Proposed clarifications to the UPC lock specification (section 7.4)
Dan Bonachea <>
Kathy Yelick <>
Bill Carlson <>
***Item 1*** upc_lock_t is a shared datatype with incomplete type
7.4.1, section 2:
old text: "The type upc_lock_t is an opaque UPC type. Variables of type upc_lock_t are meant, therefore, to be manipulated through pointers only."
new text: "The type upc_lock_t is an opaque UPC type. upc_lock_t is a shared datatype with incomplete type (as defined in section 6.2.5 of [ISO/SEC00]). Objects of type upc_lock_t may therefore only be manipulated through pointers."
Implications:
- (upc_lock_t *) is a "pointer-to-shared" and acts as such (they can be communicated across threads, etc)

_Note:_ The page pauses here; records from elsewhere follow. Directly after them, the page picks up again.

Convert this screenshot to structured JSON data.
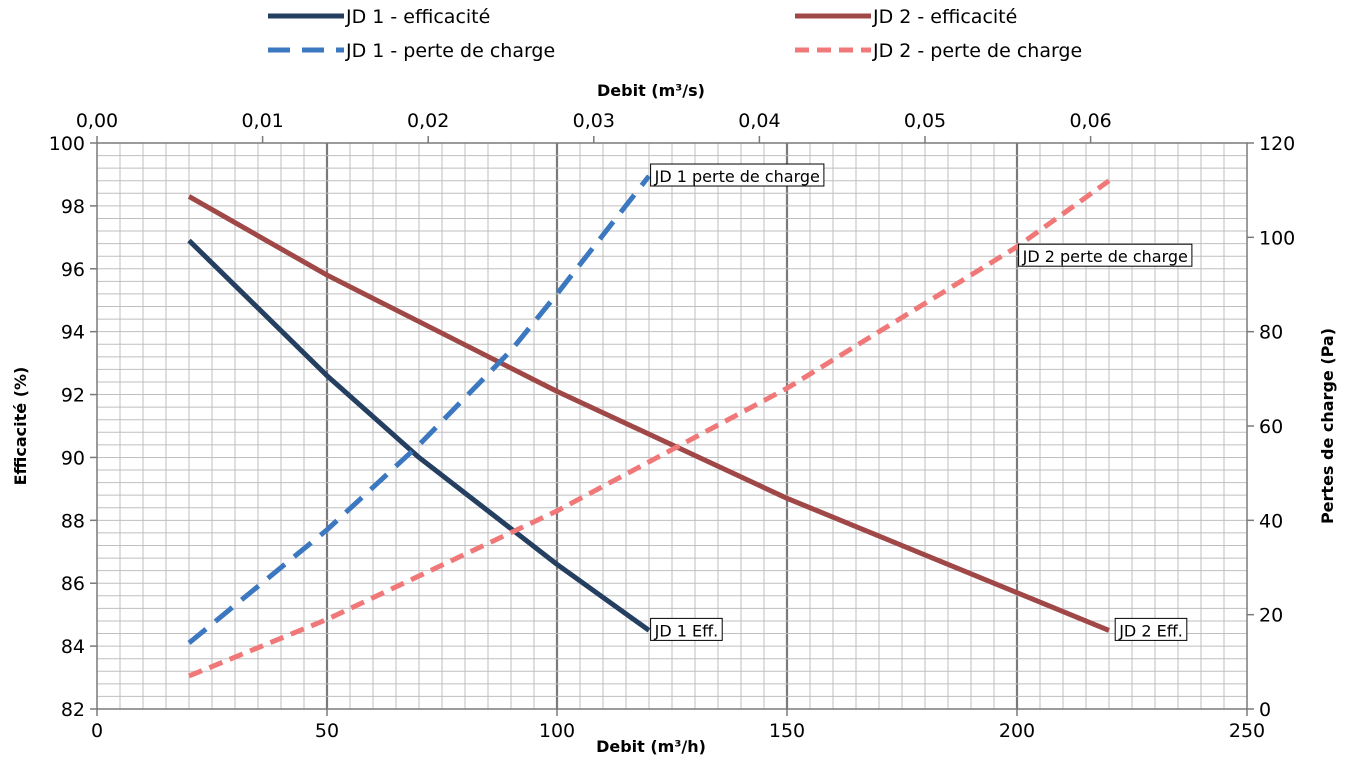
{
  "chart_data": {
    "type": "line",
    "x_bottom": {
      "label": "Debit (m³/h)",
      "range": [
        0,
        250
      ],
      "ticks": [
        0,
        50,
        100,
        150,
        200,
        250
      ],
      "tick_labels": [
        "0",
        "50",
        "100",
        "150",
        "200",
        "250"
      ]
    },
    "x_top": {
      "label": "Debit (m³/s)",
      "tick_labels": [
        "0,00",
        "0,01",
        "0,02",
        "0,03",
        "0,04",
        "0,05",
        "0,06"
      ],
      "ticks": [
        0,
        0.01,
        0.02,
        0.03,
        0.04,
        0.05,
        0.06
      ]
    },
    "y_left": {
      "label": "Efficacité (%)",
      "range": [
        82,
        100
      ],
      "ticks": [
        82,
        84,
        86,
        88,
        90,
        92,
        94,
        96,
        98,
        100
      ],
      "tick_labels": [
        "82",
        "84",
        "86",
        "88",
        "90",
        "92",
        "94",
        "96",
        "98",
        "100"
      ]
    },
    "y_right": {
      "label": "Pertes de charge (Pa)",
      "range": [
        0,
        120
      ],
      "ticks": [
        0,
        20,
        40,
        60,
        80,
        100,
        120
      ],
      "tick_labels": [
        "0",
        "20",
        "40",
        "60",
        "80",
        "100",
        "120"
      ]
    },
    "grid": true,
    "legend_position": "top",
    "series": [
      {
        "name": "JD 1 - efficacité",
        "axis": "left",
        "style": "solid",
        "color": "#243f60",
        "x": [
          20,
          50,
          70,
          100,
          120
        ],
        "y": [
          96.9,
          92.6,
          90.0,
          86.6,
          84.5
        ]
      },
      {
        "name": "JD 2 - efficacité",
        "axis": "left",
        "style": "solid",
        "color": "#a04848",
        "x": [
          20,
          50,
          100,
          150,
          200,
          220
        ],
        "y": [
          98.3,
          95.8,
          92.1,
          88.7,
          85.7,
          84.5
        ]
      },
      {
        "name": "JD 1 - perte de charge",
        "axis": "right",
        "style": "dashed",
        "color": "#3c78c0",
        "x": [
          20,
          50,
          70,
          90,
          100,
          120
        ],
        "y": [
          14,
          38,
          56,
          76,
          88,
          113
        ]
      },
      {
        "name": "JD 2 - perte de charge",
        "axis": "right",
        "style": "dashed",
        "color": "#f07878",
        "x": [
          20,
          50,
          100,
          150,
          200,
          220
        ],
        "y": [
          7,
          19,
          42,
          68,
          98,
          112
        ]
      }
    ],
    "annotations": [
      {
        "text": "JD 1 perte de charge",
        "x": 121,
        "y": 113,
        "axis": "right"
      },
      {
        "text": "JD 2 perte de charge",
        "x": 201,
        "y": 96,
        "axis": "right"
      },
      {
        "text": "JD 1 Eff.",
        "x": 121,
        "y": 84.5,
        "axis": "left"
      },
      {
        "text": "JD 2 Eff.",
        "x": 222,
        "y": 84.5,
        "axis": "left"
      }
    ]
  }
}
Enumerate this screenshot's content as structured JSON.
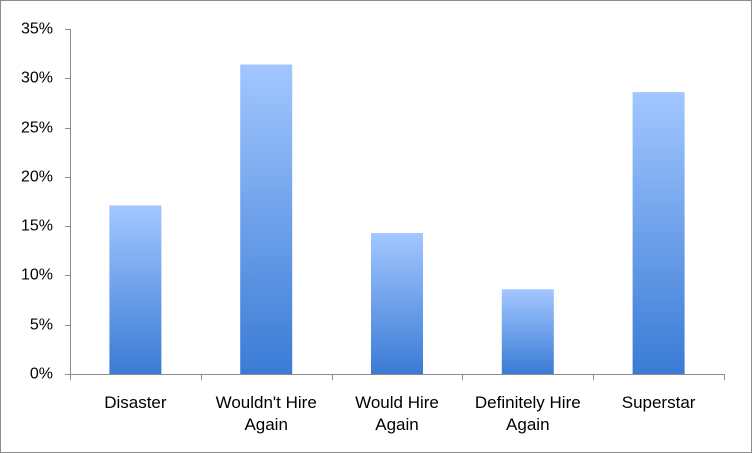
{
  "chart_data": {
    "type": "bar",
    "categories": [
      "Disaster",
      "Wouldn't Hire Again",
      "Would Hire Again",
      "Definitely Hire Again",
      "Superstar"
    ],
    "values": [
      17.1,
      31.4,
      14.3,
      8.6,
      28.6
    ],
    "gradient": [
      "#a2c7ff",
      "#3a7bd5"
    ],
    "ylim": [
      0,
      35
    ],
    "yticks": [
      {
        "value": 0,
        "label": "0%"
      },
      {
        "value": 5,
        "label": "5%"
      },
      {
        "value": 10,
        "label": "10%"
      },
      {
        "value": 15,
        "label": "15%"
      },
      {
        "value": 20,
        "label": "20%"
      },
      {
        "value": 25,
        "label": "25%"
      },
      {
        "value": 30,
        "label": "30%"
      },
      {
        "value": 35,
        "label": "35%"
      }
    ],
    "grid": false
  }
}
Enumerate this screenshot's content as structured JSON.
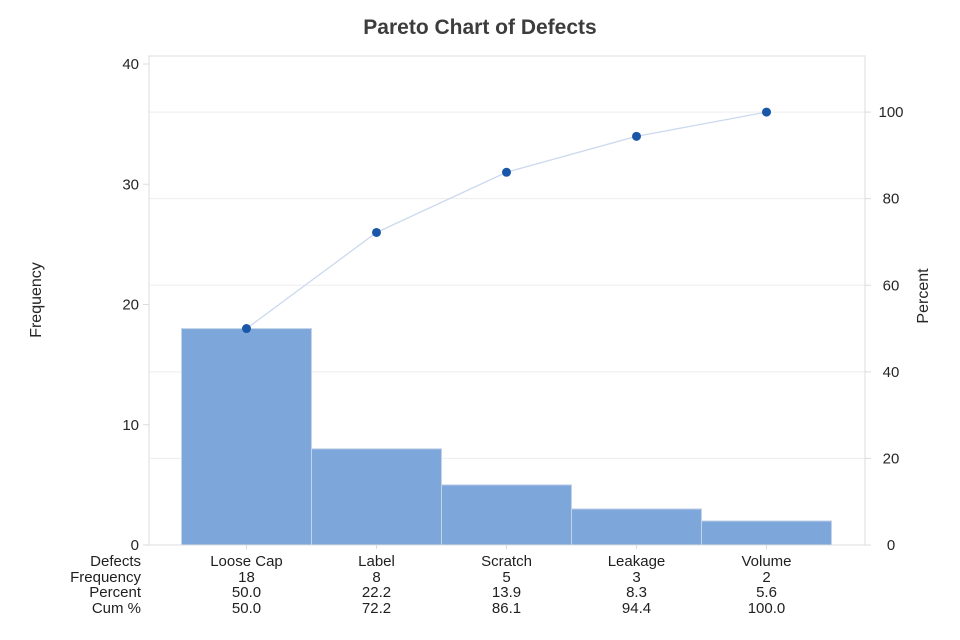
{
  "title": "Pareto Chart of Defects",
  "left_axis": {
    "label": "Frequency",
    "ticks": [
      0,
      10,
      20,
      30,
      40
    ],
    "range": [
      0,
      40
    ]
  },
  "right_axis": {
    "label": "Percent",
    "ticks": [
      0,
      20,
      40,
      60,
      80,
      100
    ],
    "range": [
      0,
      100
    ]
  },
  "chart_data": {
    "type": "pareto",
    "title": "Pareto Chart of Defects",
    "categories": [
      "Loose Cap",
      "Label",
      "Scratch",
      "Leakage",
      "Volume"
    ],
    "series": [
      {
        "name": "Frequency",
        "type": "bar",
        "axis": "left",
        "values": [
          18,
          8,
          5,
          3,
          2
        ]
      },
      {
        "name": "Cum %",
        "type": "line",
        "axis": "right",
        "values": [
          50.0,
          72.2,
          86.1,
          94.4,
          100.0
        ]
      }
    ],
    "percent_of_total": [
      50.0,
      22.2,
      13.9,
      8.3,
      5.6
    ],
    "total": 36,
    "xlabel": "Defects",
    "ylabel_left": "Frequency",
    "ylabel_right": "Percent",
    "ylim_left": [
      0,
      40
    ],
    "ylim_right": [
      0,
      100
    ],
    "grid": "horizontal gridlines at right-axis (percent) ticks",
    "legend": "none"
  },
  "table": {
    "rows": [
      {
        "label": "Defects",
        "values": [
          "Loose Cap",
          "Label",
          "Scratch",
          "Leakage",
          "Volume"
        ]
      },
      {
        "label": "Frequency",
        "values": [
          "18",
          "8",
          "5",
          "3",
          "2"
        ]
      },
      {
        "label": "Percent",
        "values": [
          "50.0",
          "22.2",
          "13.9",
          "8.3",
          "5.6"
        ]
      },
      {
        "label": "Cum %",
        "values": [
          "50.0",
          "72.2",
          "86.1",
          "94.4",
          "100.0"
        ]
      }
    ]
  },
  "colors": {
    "background": "#ffffff",
    "bar_fill": "#7da7db",
    "bar_border": "#c6d2e6",
    "cumulative_line": "#ccd9ee",
    "marker": "#1b57a8",
    "axis_line": "#dcdcdc",
    "gridline": "#ededed",
    "tick_text": "#262626",
    "table_text": "#1f1f1f",
    "title_text": "#3d3d3d"
  }
}
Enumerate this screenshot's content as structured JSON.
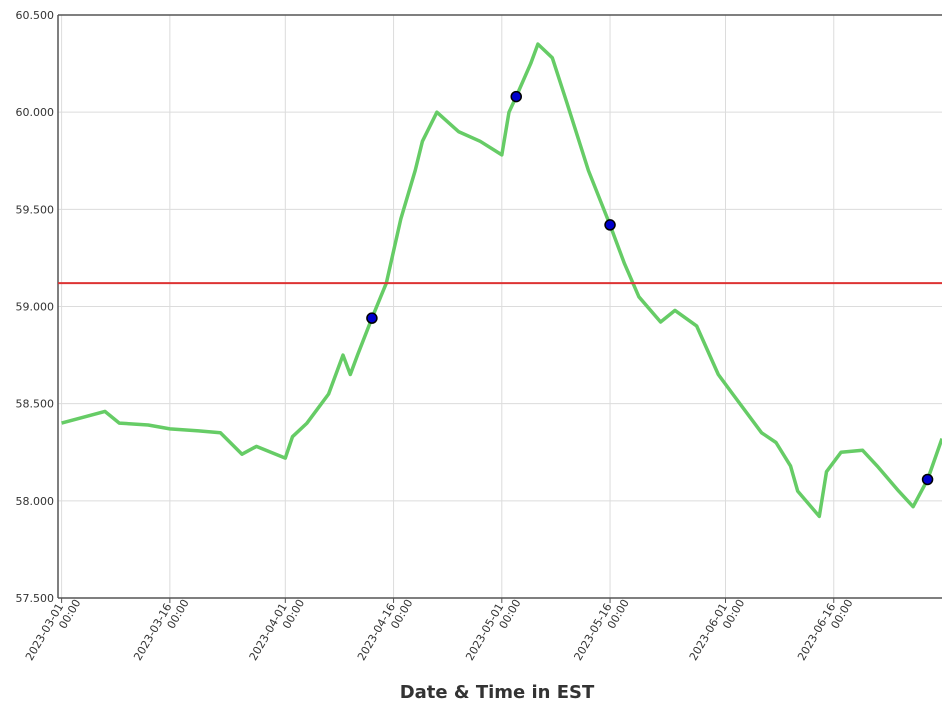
{
  "chart_data": {
    "type": "line",
    "x_label": "Date & Time in EST",
    "x": [
      "2023-03-01 00:00",
      "2023-03-05 00:00",
      "2023-03-07 00:00",
      "2023-03-09 00:00",
      "2023-03-13 00:00",
      "2023-03-16 00:00",
      "2023-03-20 00:00",
      "2023-03-23 00:00",
      "2023-03-26 00:00",
      "2023-03-28 00:00",
      "2023-04-01 00:00",
      "2023-04-02 00:00",
      "2023-04-04 00:00",
      "2023-04-06 00:00",
      "2023-04-07 00:00",
      "2023-04-09 00:00",
      "2023-04-10 00:00",
      "2023-04-11 00:00",
      "2023-04-13 00:00",
      "2023-04-15 00:00",
      "2023-04-17 00:00",
      "2023-04-19 00:00",
      "2023-04-20 00:00",
      "2023-04-22 00:00",
      "2023-04-25 00:00",
      "2023-04-28 00:00",
      "2023-05-01 00:00",
      "2023-05-02 00:00",
      "2023-05-03 00:00",
      "2023-05-05 00:00",
      "2023-05-06 00:00",
      "2023-05-08 00:00",
      "2023-05-10 00:00",
      "2023-05-13 00:00",
      "2023-05-16 00:00",
      "2023-05-18 00:00",
      "2023-05-20 00:00",
      "2023-05-23 00:00",
      "2023-05-25 00:00",
      "2023-05-28 00:00",
      "2023-05-31 00:00",
      "2023-06-02 00:00",
      "2023-06-06 00:00",
      "2023-06-08 00:00",
      "2023-06-10 00:00",
      "2023-06-11 00:00",
      "2023-06-14 00:00",
      "2023-06-15 00:00",
      "2023-06-17 00:00",
      "2023-06-20 00:00",
      "2023-06-22 00:00",
      "2023-06-25 00:00",
      "2023-06-27 00:00",
      "2023-06-29 00:00",
      "2023-07-01 00:00"
    ],
    "values": [
      58.4,
      58.44,
      58.46,
      58.4,
      58.39,
      58.37,
      58.36,
      58.35,
      58.24,
      58.28,
      58.22,
      58.33,
      58.4,
      58.5,
      58.55,
      58.75,
      58.65,
      58.75,
      58.94,
      59.12,
      59.45,
      59.7,
      59.85,
      60.0,
      59.9,
      59.85,
      59.78,
      60.0,
      60.08,
      60.25,
      60.35,
      60.28,
      60.05,
      59.7,
      59.42,
      59.22,
      59.05,
      58.92,
      58.98,
      58.9,
      58.65,
      58.55,
      58.35,
      58.3,
      58.18,
      58.05,
      57.92,
      58.15,
      58.25,
      58.26,
      58.18,
      58.05,
      57.97,
      58.11,
      58.32
    ],
    "color": "#66cc66",
    "markers": {
      "x": [
        "2023-04-13 00:00",
        "2023-05-03 00:00",
        "2023-05-16 00:00",
        "2023-06-29 00:00"
      ],
      "values": [
        58.94,
        60.08,
        59.42,
        58.11
      ],
      "color": "#0000cc"
    },
    "threshold": 59.12,
    "threshold_color": "#dd3333",
    "xlim": [
      "2023-02-28 12:00",
      "2023-07-01 00:00"
    ],
    "xticks": [
      "2023-03-01 00:00",
      "2023-03-16 00:00",
      "2023-04-01 00:00",
      "2023-04-16 00:00",
      "2023-05-01 00:00",
      "2023-05-16 00:00",
      "2023-06-01 00:00",
      "2023-06-16 00:00"
    ],
    "ylim": [
      57.5,
      60.5
    ],
    "yticks": [
      {
        "value": 57.5,
        "label": "57.500"
      },
      {
        "value": 58,
        "label": "58.000"
      },
      {
        "value": 58.5,
        "label": "58.500"
      },
      {
        "value": 59,
        "label": "59.000"
      },
      {
        "value": 59.5,
        "label": "59.500"
      },
      {
        "value": 60,
        "label": "60.000"
      },
      {
        "value": 60.5,
        "label": "60.500"
      }
    ],
    "grid": true
  }
}
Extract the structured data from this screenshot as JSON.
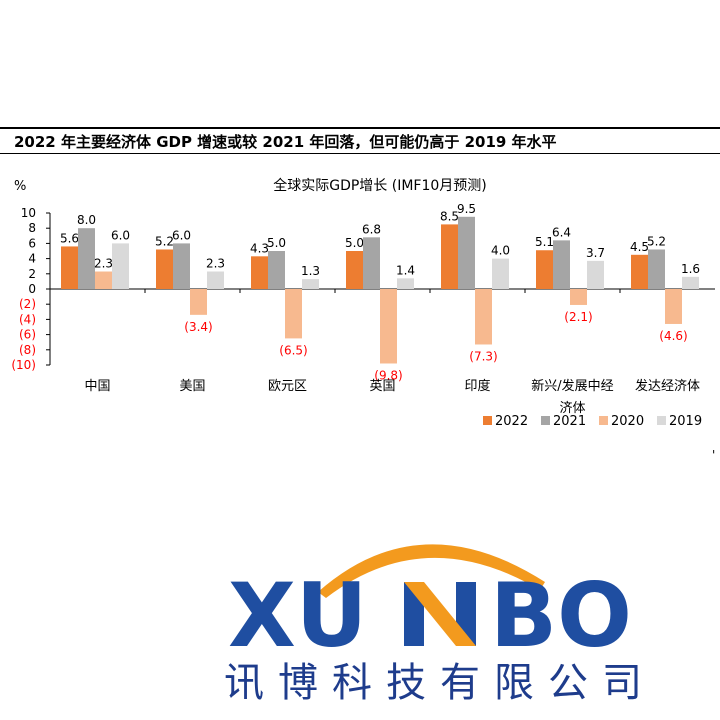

- (upc_lock_t *) can never be dereferenced by user code - enforces the rule that locks are manipulated only through pointers (see sample code below), which prevents all sorts of deviant and unsupportable behavior at compile-time
- upc_lock_t's cannot be declared statically, only allocated dynamically
- upc_lock_init() is now useless and obsolete
/* upc_lock_t declaration in upc.h is equivalent to this: */
struct s_upc_lock_t;
typedef shared struct s_upc_lock_t upc_lock_t;
/* sample code: */
#include <upc.h>
struct foo {
upc_lock_t L; // not permitted - compile error
};
struct foo2 {
upc_lock_t *L;
};
upc_lock_t l1; // not permitted - compile error
void main() {
upc_lock_t l2; // not permitted - compile error
upc_lock_t *f;
upc_lock_t *g;
f = upc_global_lock_alloc();
g = upc_all_lock_alloc();
upc_lock(g);
upc_unlock(g);
*g = *f; // not permitted - compile error
}
*** Item 2*** upc_lock_init() is obsolete and removed from spec
Delete section 7.4.2, and other references to upc_lock_init() in 7.4.3 and 7.4.4
Implications:
- upc_lock_t's can no longer be statically allocated, so this function is obsolete
- prohibit any possibility of re-initializing a upc_lock_t
*** Item 3*** Add a upc_lock_free() function
Add new section:
#include <upc.h>
void upc_lock_free(upc_lock_t *ptr);
1. upc_lock_free() frees all resources associated with the dynamically allocated upc_lock_t pointed to be ptr. If ptr is a null pointer, no action occurs. Otherwise, if the argument does not match a pointer earlier returned by the upc_global_lock_alloc() or upc_all_lock_alloc() functions, of if the lock as been deallocated by a previous call to upc_lock_free(), the behavior is undefined.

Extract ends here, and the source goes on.